Loki Writer Hints at How Avengers: Endgame's Time Travel Logic Changes In Disney+ Show

Avengers Endgame Loki

Fans are now less than a week away from the next Disney+ outing in Loki. First, fans got to follow Wanda as she explored her grief and trauma in questionable ways. Then the MCU followed that up by getting itself a brand-new star-spangled man. So, naturally, it's the God of Mischief's turn next.

Loki looks like quite a wild ride. As a previously released trailer revealed, Loki's escape in Avengers: Endgame caused some serious problems for the many timelines—bringing the attention of the TVA. An organization whose goal is to maintain the integrity of the timeline.

While trusting Loki to fix their problems is a questionable leap of faith, the TVA has arrived in the MCU, something that obviously comes with time travel. So how does one handle writing a six-episode series with time travel, while making sure it doesn't get crushed under its own weight and cause massive problems for the MCU's continuity? Michael Waldron has an answer to that.

TIME-TRAVELING MISCHIEF

Avengers Endgame Time Travel
Marvel

In an interview with Vanity Fair, head writer for the upcoming Disney+ show Loki, Michael Waldron, was on hand to discuss the God of Mischief's crazy time-traveling adventures, and what that means for the MCU.

More importantly, though, what does it all mean for the characters we are following? According to Waldron "you can literally hold up a mirror to your characters."

“You can literally hold up a mirror to your characters. Perhaps they can encounter other versions of themselves at different points in their lives. In the case of Back to the Future’s Marty McFly, he can encounter versions of his parents, and then he understands himself better.”

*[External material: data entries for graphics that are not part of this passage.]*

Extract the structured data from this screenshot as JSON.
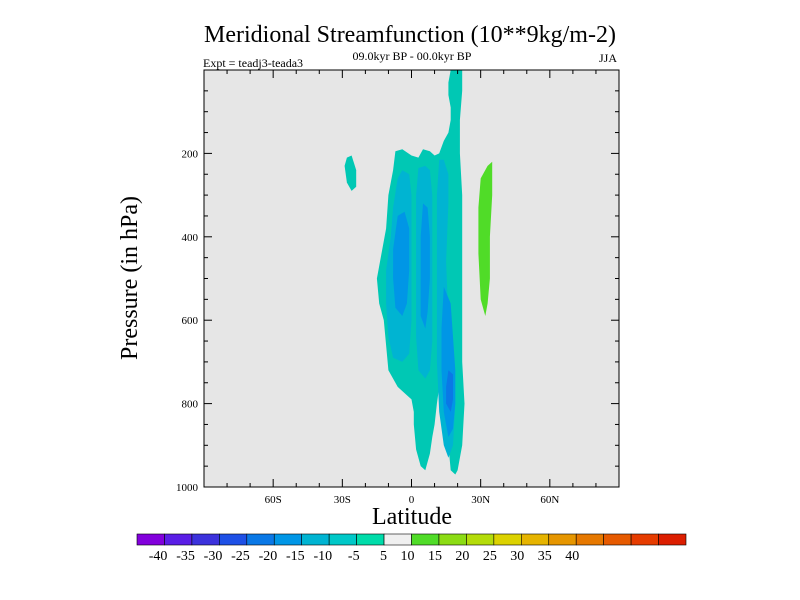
{
  "chart_data": {
    "type": "heatmap",
    "title": "Meridional Streamfunction (10**9kg/m-2)",
    "subtitle_left": "Expt = teadj3-teada3",
    "subtitle_center": "09.0kyr BP - 00.0kyr BP",
    "subtitle_right": "JJA",
    "xlabel": "Latitude",
    "ylabel": "Pressure (in hPa)",
    "xlim": [
      -90,
      90
    ],
    "ylim": [
      0,
      1000
    ],
    "y_inverted": true,
    "x_ticks": [
      {
        "value": -60,
        "label": "60S"
      },
      {
        "value": -30,
        "label": "30S"
      },
      {
        "value": 0,
        "label": "0"
      },
      {
        "value": 30,
        "label": "30N"
      },
      {
        "value": 60,
        "label": "60N"
      }
    ],
    "y_ticks": [
      {
        "value": 200,
        "label": "200"
      },
      {
        "value": 400,
        "label": "400"
      },
      {
        "value": 600,
        "label": "600"
      },
      {
        "value": 800,
        "label": "800"
      },
      {
        "value": 1000,
        "label": "1000"
      }
    ],
    "background_color": "#e6e6e6",
    "contour_regions": [
      {
        "name": "sh-upper-blob",
        "level": -10,
        "color": "#00c8b4",
        "outline": [
          [
            -28,
            210
          ],
          [
            -26,
            205
          ],
          [
            -24,
            240
          ],
          [
            -24,
            280
          ],
          [
            -26,
            290
          ],
          [
            -28,
            270
          ],
          [
            -29,
            230
          ]
        ]
      },
      {
        "name": "main-envelope",
        "level": -10,
        "color": "#00c8b4",
        "outline": [
          [
            -7,
            195
          ],
          [
            -4,
            190
          ],
          [
            0,
            205
          ],
          [
            3,
            210
          ],
          [
            5,
            190
          ],
          [
            8,
            195
          ],
          [
            10,
            205
          ],
          [
            12,
            200
          ],
          [
            14,
            170
          ],
          [
            16,
            150
          ],
          [
            17,
            120
          ],
          [
            17,
            90
          ],
          [
            16,
            60
          ],
          [
            16,
            30
          ],
          [
            17,
            0
          ],
          [
            22,
            0
          ],
          [
            22,
            50
          ],
          [
            21,
            120
          ],
          [
            21,
            200
          ],
          [
            22,
            300
          ],
          [
            22,
            400
          ],
          [
            22,
            500
          ],
          [
            22,
            600
          ],
          [
            22,
            700
          ],
          [
            23,
            800
          ],
          [
            22,
            900
          ],
          [
            20,
            960
          ],
          [
            19,
            970
          ],
          [
            17,
            960
          ],
          [
            16,
            900
          ],
          [
            14,
            800
          ],
          [
            12,
            760
          ],
          [
            11,
            800
          ],
          [
            10,
            850
          ],
          [
            9,
            880
          ],
          [
            8,
            920
          ],
          [
            6,
            960
          ],
          [
            4,
            950
          ],
          [
            2,
            910
          ],
          [
            1,
            850
          ],
          [
            1,
            820
          ],
          [
            0,
            790
          ],
          [
            -2,
            780
          ],
          [
            -6,
            760
          ],
          [
            -10,
            720
          ],
          [
            -11,
            660
          ],
          [
            -12,
            600
          ],
          [
            -14,
            560
          ],
          [
            -15,
            500
          ],
          [
            -13,
            440
          ],
          [
            -11,
            380
          ],
          [
            -10,
            300
          ],
          [
            -8,
            240
          ]
        ]
      },
      {
        "name": "west-15-band",
        "level": -15,
        "color": "#00b4d2",
        "outline": [
          [
            -6,
            260
          ],
          [
            -4,
            240
          ],
          [
            -1,
            250
          ],
          [
            0,
            300
          ],
          [
            0,
            400
          ],
          [
            0,
            500
          ],
          [
            0,
            600
          ],
          [
            -1,
            680
          ],
          [
            -4,
            700
          ],
          [
            -8,
            690
          ],
          [
            -10,
            640
          ],
          [
            -11,
            560
          ],
          [
            -11,
            480
          ],
          [
            -9,
            400
          ],
          [
            -8,
            330
          ]
        ]
      },
      {
        "name": "west-20-core",
        "level": -20,
        "color": "#0096e6",
        "outline": [
          [
            -6,
            350
          ],
          [
            -3,
            340
          ],
          [
            -1,
            380
          ],
          [
            -1,
            480
          ],
          [
            -2,
            560
          ],
          [
            -4,
            590
          ],
          [
            -7,
            570
          ],
          [
            -8,
            500
          ],
          [
            -8,
            430
          ]
        ]
      },
      {
        "name": "central-15-column",
        "level": -15,
        "color": "#00b4d2",
        "outline": [
          [
            3,
            235
          ],
          [
            6,
            230
          ],
          [
            8,
            240
          ],
          [
            9,
            300
          ],
          [
            9,
            420
          ],
          [
            9,
            540
          ],
          [
            9,
            650
          ],
          [
            8,
            720
          ],
          [
            6,
            740
          ],
          [
            3,
            720
          ],
          [
            2,
            640
          ],
          [
            2,
            520
          ],
          [
            2,
            400
          ],
          [
            2,
            300
          ]
        ]
      },
      {
        "name": "central-20-core",
        "level": -20,
        "color": "#0096e6",
        "outline": [
          [
            5,
            320
          ],
          [
            7,
            330
          ],
          [
            8,
            400
          ],
          [
            8,
            500
          ],
          [
            7,
            580
          ],
          [
            6,
            620
          ],
          [
            4,
            590
          ],
          [
            4,
            480
          ],
          [
            4,
            400
          ]
        ]
      },
      {
        "name": "east-15-column",
        "level": -15,
        "color": "#00b4d2",
        "outline": [
          [
            12,
            215
          ],
          [
            14,
            215
          ],
          [
            16,
            250
          ],
          [
            16,
            320
          ],
          [
            15,
            460
          ],
          [
            16,
            600
          ],
          [
            18,
            720
          ],
          [
            19,
            800
          ],
          [
            18,
            900
          ],
          [
            16,
            930
          ],
          [
            14,
            900
          ],
          [
            12,
            820
          ],
          [
            11,
            700
          ],
          [
            11,
            560
          ],
          [
            11,
            420
          ],
          [
            11,
            300
          ]
        ]
      },
      {
        "name": "east-20-band",
        "level": -20,
        "color": "#0096e6",
        "outline": [
          [
            14,
            520
          ],
          [
            17,
            560
          ],
          [
            18,
            640
          ],
          [
            19,
            720
          ],
          [
            19,
            800
          ],
          [
            18,
            860
          ],
          [
            16,
            880
          ],
          [
            14,
            820
          ],
          [
            13,
            720
          ],
          [
            13,
            620
          ]
        ]
      },
      {
        "name": "east-25-core",
        "level": -25,
        "color": "#0a78e6",
        "outline": [
          [
            16,
            720
          ],
          [
            18,
            730
          ],
          [
            18,
            790
          ],
          [
            17,
            820
          ],
          [
            15,
            800
          ],
          [
            15,
            760
          ]
        ]
      },
      {
        "name": "nh-positive-blob",
        "level": 5,
        "color": "#50dc28",
        "outline": [
          [
            33,
            230
          ],
          [
            35,
            220
          ],
          [
            35,
            300
          ],
          [
            34,
            400
          ],
          [
            34,
            500
          ],
          [
            33,
            560
          ],
          [
            32,
            590
          ],
          [
            30,
            550
          ],
          [
            29,
            440
          ],
          [
            29,
            330
          ],
          [
            30,
            260
          ]
        ]
      }
    ],
    "colorbar": {
      "colors": [
        "#8200dc",
        "#5a1ee6",
        "#3c32dc",
        "#1e50e6",
        "#0a78e6",
        "#0096e6",
        "#00b4d2",
        "#00c8c8",
        "#00dcaa",
        "#f0f0f0",
        "#50dc28",
        "#8cdc14",
        "#b4dc0a",
        "#dcd200",
        "#e6b400",
        "#e69600",
        "#e67800",
        "#e65a00",
        "#e63c00",
        "#dc1e00"
      ],
      "levels": [
        -40,
        -35,
        -30,
        -25,
        -20,
        -15,
        -10,
        -5,
        5,
        10,
        15,
        20,
        25,
        30,
        35,
        40
      ]
    }
  }
}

With time travel comes a lot of things to think about. It's quite simply a logistical nightmare if not done with extreme care. Waldron knows the immense responsibility on his plate, especially since it affects the entire MCU.

In fact, the writer's room for the show was filled with loads of material to keep track of everything. Waldron notes that they "had to create an insane institutional knowledge" of everything time-travel. 

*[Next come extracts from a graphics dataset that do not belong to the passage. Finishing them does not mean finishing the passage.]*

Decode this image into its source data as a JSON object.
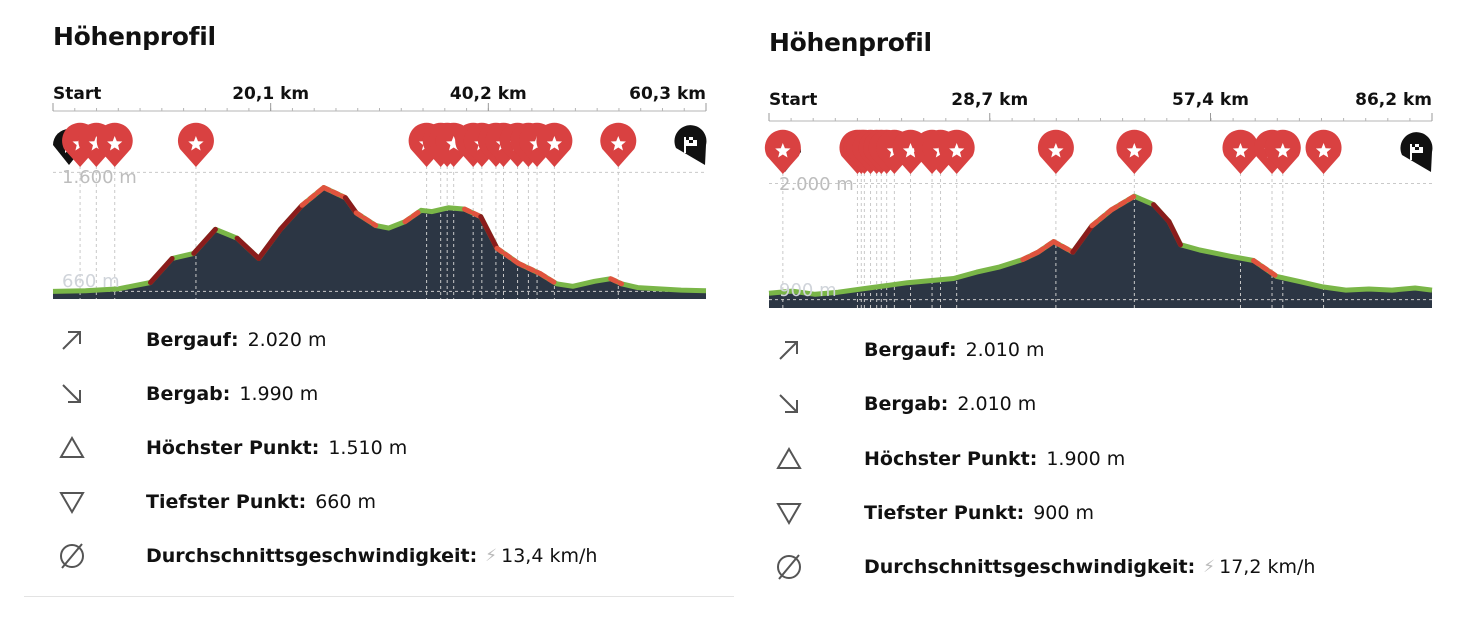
{
  "profiles": [
    {
      "title": "Höhenprofil",
      "axis_labels": [
        "Start",
        "20,1 km",
        "40,2 km",
        "60,3 km"
      ],
      "elevation_labels": [
        "1.600 m",
        "660 m"
      ],
      "stats": {
        "uphill": {
          "label": "Bergauf:",
          "value": "2.020 m"
        },
        "downhill": {
          "label": "Bergab:",
          "value": "1.990 m"
        },
        "highest": {
          "label": "Höchster Punkt:",
          "value": "1.510 m"
        },
        "lowest": {
          "label": "Tiefster Punkt:",
          "value": "660 m"
        },
        "speed": {
          "label": "Durchschnittsgeschwindigkeit:",
          "value": "13,4 km/h"
        }
      },
      "chart_data": {
        "type": "area",
        "xlabel": "",
        "ylabel": "",
        "xlim_km": [
          0,
          60.3
        ],
        "ylim_m": [
          600,
          1650
        ],
        "x_ticks_km": [
          0,
          20.1,
          40.2,
          60.3
        ],
        "y_ticks_m": [
          660,
          1600
        ],
        "highlight_markers_km": [
          2.5,
          4.0,
          5.7,
          13.2,
          34.5,
          35.8,
          36.4,
          37.0,
          38.8,
          39.6,
          40.9,
          41.6,
          42.9,
          43.9,
          44.7,
          46.3,
          52.2
        ],
        "x_km": [
          0,
          3,
          6,
          9,
          11,
          13,
          15,
          17,
          19,
          21,
          23,
          25,
          27,
          28,
          29.8,
          31,
          32.5,
          34,
          35,
          36.5,
          38,
          39.5,
          41,
          43,
          45,
          46.5,
          48,
          50,
          51.5,
          52.5,
          54,
          56,
          58,
          60.3
        ],
        "y_m": [
          660,
          665,
          680,
          730,
          920,
          960,
          1150,
          1080,
          920,
          1150,
          1340,
          1480,
          1400,
          1280,
          1180,
          1160,
          1210,
          1300,
          1290,
          1320,
          1310,
          1250,
          1000,
          880,
          800,
          720,
          700,
          740,
          760,
          720,
          690,
          680,
          670,
          665
        ]
      }
    },
    {
      "title": "Höhenprofil",
      "axis_labels": [
        "Start",
        "28,7 km",
        "57,4 km",
        "86,2 km"
      ],
      "elevation_labels": [
        "2.000 m",
        "900 m"
      ],
      "stats": {
        "uphill": {
          "label": "Bergauf:",
          "value": "2.010 m"
        },
        "downhill": {
          "label": "Bergab:",
          "value": "2.010 m"
        },
        "highest": {
          "label": "Höchster Punkt:",
          "value": "1.900 m"
        },
        "lowest": {
          "label": "Tiefster Punkt:",
          "value": "900 m"
        },
        "speed": {
          "label": "Durchschnittsgeschwindigkeit:",
          "value": "17,2 km/h"
        }
      },
      "chart_data": {
        "type": "area",
        "xlabel": "",
        "ylabel": "",
        "xlim_km": [
          0,
          86.2
        ],
        "ylim_m": [
          820,
          2100
        ],
        "x_ticks_km": [
          0,
          28.7,
          57.4,
          86.2
        ],
        "y_ticks_m": [
          900,
          2000
        ],
        "highlight_markers_km": [
          1.8,
          11.5,
          12.0,
          12.4,
          13.2,
          14.0,
          14.6,
          15.3,
          16.3,
          18.4,
          21.2,
          22.3,
          24.4,
          37.3,
          47.5,
          61.3,
          65.4,
          66.8,
          72.1
        ],
        "x_km": [
          0,
          3,
          6,
          9,
          12,
          15,
          18,
          21,
          24,
          27,
          30,
          33,
          35,
          37,
          39.5,
          42,
          44.5,
          47.5,
          50,
          52,
          53.5,
          56,
          60,
          63,
          66,
          69,
          72,
          75,
          78,
          81,
          84,
          86.2
        ],
        "y_m": [
          960,
          980,
          950,
          970,
          1000,
          1030,
          1060,
          1080,
          1100,
          1160,
          1210,
          1280,
          1350,
          1450,
          1350,
          1600,
          1750,
          1880,
          1800,
          1640,
          1420,
          1370,
          1310,
          1270,
          1120,
          1070,
          1020,
          990,
          1000,
          990,
          1010,
          990
        ]
      }
    }
  ]
}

“We had to create an insane institutional knowledge of how time travel would work within the TVA so the audience never has to think about it again. It was a lot of drawings of squiggly timelines.”

As everyone reading this article likely knows, the Avenger's final attempt to beat Thanos involved plenty of time travel in Avengers: Endgame. Waldron makes sure to point out that everything explained in that film "is the way the Avengers understand it," indicating that the series' time travel aspects will expand upon and perhaps differ from what was set up in Endgame.

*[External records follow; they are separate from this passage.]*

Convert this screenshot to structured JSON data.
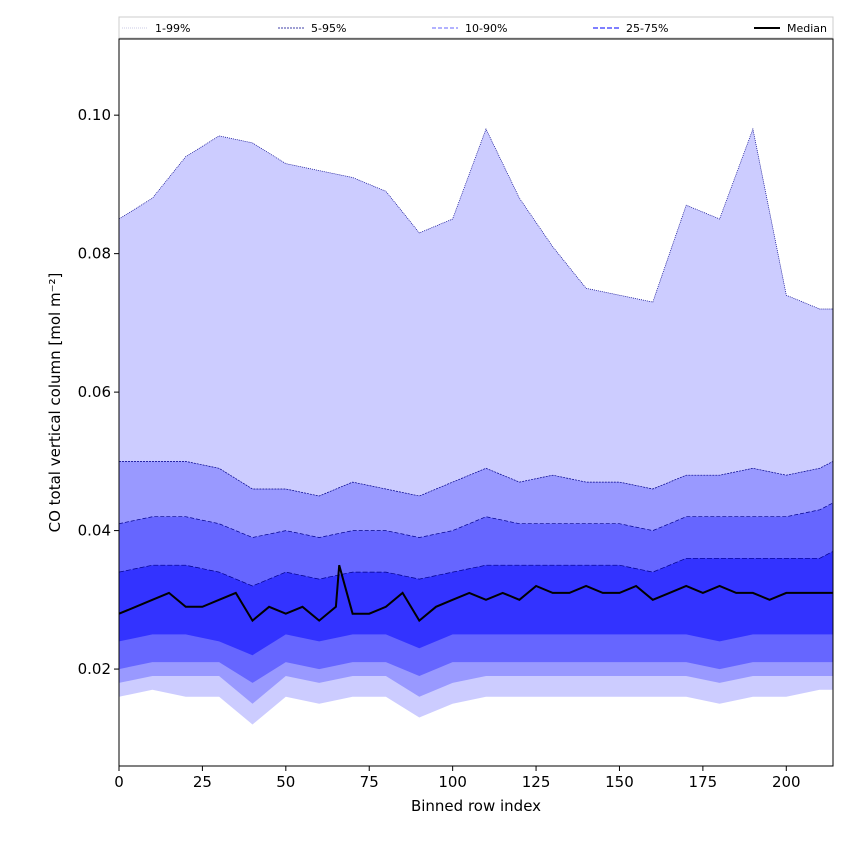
{
  "chart_data": {
    "type": "area",
    "title": "",
    "xlabel": "Binned row index",
    "ylabel": "CO total vertical column [mol m⁻²]",
    "xlim": [
      0,
      214
    ],
    "ylim": [
      0.006,
      0.111
    ],
    "x_ticks": [
      0,
      25,
      50,
      75,
      100,
      125,
      150,
      175,
      200
    ],
    "y_ticks": [
      0.02,
      0.04,
      0.06,
      0.08,
      0.1
    ],
    "x_tick_labels": [
      "0",
      "25",
      "50",
      "75",
      "100",
      "125",
      "150",
      "175",
      "200"
    ],
    "y_tick_labels": [
      "0.02",
      "0.04",
      "0.06",
      "0.08",
      "0.10"
    ],
    "grid": false,
    "legend": {
      "placement": "top",
      "entries": [
        "1-99%",
        "5-95%",
        "10-90%",
        "25-75%",
        "Median"
      ]
    },
    "colors": {
      "band_1_99": "#ccccff",
      "band_5_95": "#9999ff",
      "band_10_90": "#6666ff",
      "band_25_75": "#3333ff",
      "median": "#000000",
      "edge": "#00008b"
    },
    "bands": [
      {
        "name": "1-99%",
        "x": [
          0,
          10,
          20,
          30,
          40,
          50,
          60,
          70,
          80,
          90,
          100,
          110,
          120,
          130,
          140,
          150,
          160,
          170,
          180,
          190,
          200,
          210,
          214
        ],
        "upper": [
          0.085,
          0.088,
          0.094,
          0.097,
          0.096,
          0.093,
          0.092,
          0.091,
          0.089,
          0.083,
          0.085,
          0.098,
          0.088,
          0.081,
          0.075,
          0.074,
          0.073,
          0.087,
          0.085,
          0.098,
          0.074,
          0.072,
          0.072
        ],
        "lower": [
          0.016,
          0.017,
          0.016,
          0.016,
          0.012,
          0.016,
          0.015,
          0.016,
          0.016,
          0.013,
          0.015,
          0.016,
          0.016,
          0.016,
          0.016,
          0.016,
          0.016,
          0.016,
          0.015,
          0.016,
          0.016,
          0.017,
          0.017
        ]
      },
      {
        "name": "5-95%",
        "x": [
          0,
          10,
          20,
          30,
          40,
          50,
          60,
          70,
          80,
          90,
          100,
          110,
          120,
          130,
          140,
          150,
          160,
          170,
          180,
          190,
          200,
          210,
          214
        ],
        "upper": [
          0.05,
          0.05,
          0.05,
          0.049,
          0.046,
          0.046,
          0.045,
          0.047,
          0.046,
          0.045,
          0.047,
          0.049,
          0.047,
          0.048,
          0.047,
          0.047,
          0.046,
          0.048,
          0.048,
          0.049,
          0.048,
          0.049,
          0.05
        ],
        "lower": [
          0.018,
          0.019,
          0.019,
          0.019,
          0.015,
          0.019,
          0.018,
          0.019,
          0.019,
          0.016,
          0.018,
          0.019,
          0.019,
          0.019,
          0.019,
          0.019,
          0.019,
          0.019,
          0.018,
          0.019,
          0.019,
          0.019,
          0.019
        ]
      },
      {
        "name": "10-90%",
        "x": [
          0,
          10,
          20,
          30,
          40,
          50,
          60,
          70,
          80,
          90,
          100,
          110,
          120,
          130,
          140,
          150,
          160,
          170,
          180,
          190,
          200,
          210,
          214
        ],
        "upper": [
          0.041,
          0.042,
          0.042,
          0.041,
          0.039,
          0.04,
          0.039,
          0.04,
          0.04,
          0.039,
          0.04,
          0.042,
          0.041,
          0.041,
          0.041,
          0.041,
          0.04,
          0.042,
          0.042,
          0.042,
          0.042,
          0.043,
          0.044
        ],
        "lower": [
          0.02,
          0.021,
          0.021,
          0.021,
          0.018,
          0.021,
          0.02,
          0.021,
          0.021,
          0.019,
          0.021,
          0.021,
          0.021,
          0.021,
          0.021,
          0.021,
          0.021,
          0.021,
          0.02,
          0.021,
          0.021,
          0.021,
          0.021
        ]
      },
      {
        "name": "25-75%",
        "x": [
          0,
          10,
          20,
          30,
          40,
          50,
          60,
          70,
          80,
          90,
          100,
          110,
          120,
          130,
          140,
          150,
          160,
          170,
          180,
          190,
          200,
          210,
          214
        ],
        "upper": [
          0.034,
          0.035,
          0.035,
          0.034,
          0.032,
          0.034,
          0.033,
          0.034,
          0.034,
          0.033,
          0.034,
          0.035,
          0.035,
          0.035,
          0.035,
          0.035,
          0.034,
          0.036,
          0.036,
          0.036,
          0.036,
          0.036,
          0.037
        ],
        "lower": [
          0.024,
          0.025,
          0.025,
          0.024,
          0.022,
          0.025,
          0.024,
          0.025,
          0.025,
          0.023,
          0.025,
          0.025,
          0.025,
          0.025,
          0.025,
          0.025,
          0.025,
          0.025,
          0.024,
          0.025,
          0.025,
          0.025,
          0.025
        ]
      }
    ],
    "median": {
      "name": "Median",
      "x": [
        0,
        5,
        10,
        15,
        20,
        25,
        30,
        35,
        40,
        45,
        50,
        55,
        60,
        65,
        66,
        70,
        75,
        80,
        85,
        90,
        95,
        100,
        105,
        110,
        115,
        120,
        125,
        130,
        135,
        140,
        145,
        150,
        155,
        160,
        165,
        170,
        175,
        180,
        185,
        190,
        195,
        200,
        205,
        210,
        214
      ],
      "y": [
        0.028,
        0.029,
        0.03,
        0.031,
        0.029,
        0.029,
        0.03,
        0.031,
        0.027,
        0.029,
        0.028,
        0.029,
        0.027,
        0.029,
        0.035,
        0.028,
        0.028,
        0.029,
        0.031,
        0.027,
        0.029,
        0.03,
        0.031,
        0.03,
        0.031,
        0.03,
        0.032,
        0.031,
        0.031,
        0.032,
        0.031,
        0.031,
        0.032,
        0.03,
        0.031,
        0.032,
        0.031,
        0.032,
        0.031,
        0.031,
        0.03,
        0.031,
        0.031,
        0.031,
        0.031
      ]
    }
  }
}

Of course, being a Marvel project, fans are bound to pick everything apart to its core—especially with a week break in between episodes. Have no fear though, Waldron and co. are "acutely aware" that there is a wait, so they set out to create "a time travel logic that was so air-tight it could sustain over six hours."

“I was always very acutely aware of the fact that there's a week between each of our episodes and these fans are going to do exactly what I would do, which is pick this apart. We wanted to create a time travel logic that was so air-tight it could sustain over six hours. There's some time-travel sci-fi concepts here that I'm eager for my Rick and Morty colleagues to see.”

According to Waldron, part of the fun working on a Marvel project like Loki is creating a disaster and saying, "Yeah, we'll leave that for the next writer."

But then the funniest thing happened. Waldron was tapped as a new writer for Doctor Strange in the Multiverse of Madness. As Waldron puts it:

"...But then you do that on Loki and you find yourself writing Doctor Strange and you have to clean up your own mess.”

THE MCU TIMELINE IS IN GOOD HANDS

The way Michael Waldron talks about all the time-traveling craziness seems to clearly show that he knows his stuff. There's also a very clear passion present—something that is an endlessly important quality in someone so intimately involved in the MCU's development. I mean, Loki is literally going to inform the entire narrative

While it's easy to see the responsibility that all of this brings with it, Waldron seems more than up to the task. Especially since he was also tasked with tackling Doctor Strange in the Multiverse of Madness. A film that, by all accounts, seems to be insane.

Many wondered what could possibly come after Avengers: Endgame. Now, here fans are, holding back massive amounts of extreme excitement over a solo series focused on the first Avengers villain. It's a crazy world, and something tells me that somehow the MCU is only just getting started.